According to you at least, yes. Again, I'm not sure this is the general
direction for NetBSD. (and being a _user_, I can't speak for it really)
> "Highly restrictive" might be overstating the case, but as we all know from
> watching the licensing wars on the newsgroups, there is a multiplicity of
> licenses, and of opinions about each one. People (end users, companies)

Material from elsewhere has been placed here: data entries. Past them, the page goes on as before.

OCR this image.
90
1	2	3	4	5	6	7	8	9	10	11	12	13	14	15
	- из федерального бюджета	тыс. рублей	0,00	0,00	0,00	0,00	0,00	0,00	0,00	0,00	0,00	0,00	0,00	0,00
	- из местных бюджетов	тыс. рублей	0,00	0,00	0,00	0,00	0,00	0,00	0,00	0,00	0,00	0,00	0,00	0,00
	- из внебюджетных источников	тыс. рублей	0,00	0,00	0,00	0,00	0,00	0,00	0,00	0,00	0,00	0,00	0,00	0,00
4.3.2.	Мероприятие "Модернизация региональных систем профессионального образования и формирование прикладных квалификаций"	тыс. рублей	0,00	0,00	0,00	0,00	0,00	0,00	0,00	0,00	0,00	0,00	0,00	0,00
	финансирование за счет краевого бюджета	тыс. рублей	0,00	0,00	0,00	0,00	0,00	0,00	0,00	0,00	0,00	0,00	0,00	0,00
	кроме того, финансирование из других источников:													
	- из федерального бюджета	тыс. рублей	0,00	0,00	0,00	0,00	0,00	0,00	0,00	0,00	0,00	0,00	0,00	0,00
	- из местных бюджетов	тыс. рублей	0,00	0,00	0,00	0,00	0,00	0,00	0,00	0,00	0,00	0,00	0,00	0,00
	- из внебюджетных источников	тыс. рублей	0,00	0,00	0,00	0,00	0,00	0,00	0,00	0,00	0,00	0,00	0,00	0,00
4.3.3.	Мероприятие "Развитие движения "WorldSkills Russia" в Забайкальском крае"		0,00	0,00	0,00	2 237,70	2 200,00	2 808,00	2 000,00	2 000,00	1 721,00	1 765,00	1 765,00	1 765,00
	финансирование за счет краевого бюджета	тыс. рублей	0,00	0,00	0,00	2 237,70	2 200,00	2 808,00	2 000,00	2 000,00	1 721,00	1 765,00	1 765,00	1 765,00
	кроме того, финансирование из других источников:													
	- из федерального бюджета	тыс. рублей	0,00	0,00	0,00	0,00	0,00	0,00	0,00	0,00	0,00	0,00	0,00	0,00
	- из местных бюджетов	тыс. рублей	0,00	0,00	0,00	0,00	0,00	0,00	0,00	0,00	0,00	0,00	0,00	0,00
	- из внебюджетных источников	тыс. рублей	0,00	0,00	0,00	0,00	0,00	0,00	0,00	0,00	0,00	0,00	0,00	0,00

> have to learn to live in this world of diversity. Why should it be our
> concern to shield them from it?
Apologies, it is highly restrictive in the context of reselling CDROMs or
NetBSD complilations, in my opinion.
> If you have permission to use some software, why refuse to use it because
> somebody else might to be allowed to sell it? I don't understand the
> rationale behind this. Why are people who sell other people's work the main
> focus of concern?
I am (perhaps incorrectly) lumping C-Kermit in with the other "restricted"
(in NetBSD package terms) licenses. In the specific case of C-Kermit, my
concerns with "non-commercial use" do not precisely apply. So perhaps I
am being overly zealous, and should analyze each individual license myself
rather than just sticking with "unrestricted" packages.
> I think you misunderstand -- companies can use C-Kermit internally all they
> want. They can even put it up on their servers for customers to use. What
> they can NOT do without permission is commoditize it -- furnish it to their
> customers or clients in a commercial setting. To us, it's not a matter of
> ideology or principal, but one of practicality in our situation.
As I mentioned above, I am lumping C-Kermit into the general case. In this
specific instance I could use it, if I wished, but it still suffers from
the restrictions that affect CDROMs or other forms of distribution.
> Right, this is your decision. Personally, if I were creating some kind of
> commercial product to sell, and I wanted to include some third-party
> software in it, I would not mind asking for permission and even paying for
> it if the price was right. I certainly would not feel it was my absolute
> right to sell the work of others. This is just common human courtesy and
I would not feel that way either. From a NetBSD user's perspective I prefer
having a limited set of licenses that apply to a NetBSD distribution.
If a friend or coworker wants a copy of NetBSD, I can download/create a ISO
image, burn a CD, and "sell" it to them for the cost of the blank. (US$1)
With C-Kermit (and similarly licensed software) on the CD, I would be
violating the copyright license terms. (as I understand them)
Regardless, it is not for me to decide.
Andrew Gillham | This space left blank
email@example.com | inadvertently.
I speak for myself, not for my employer. | Contact the publisher.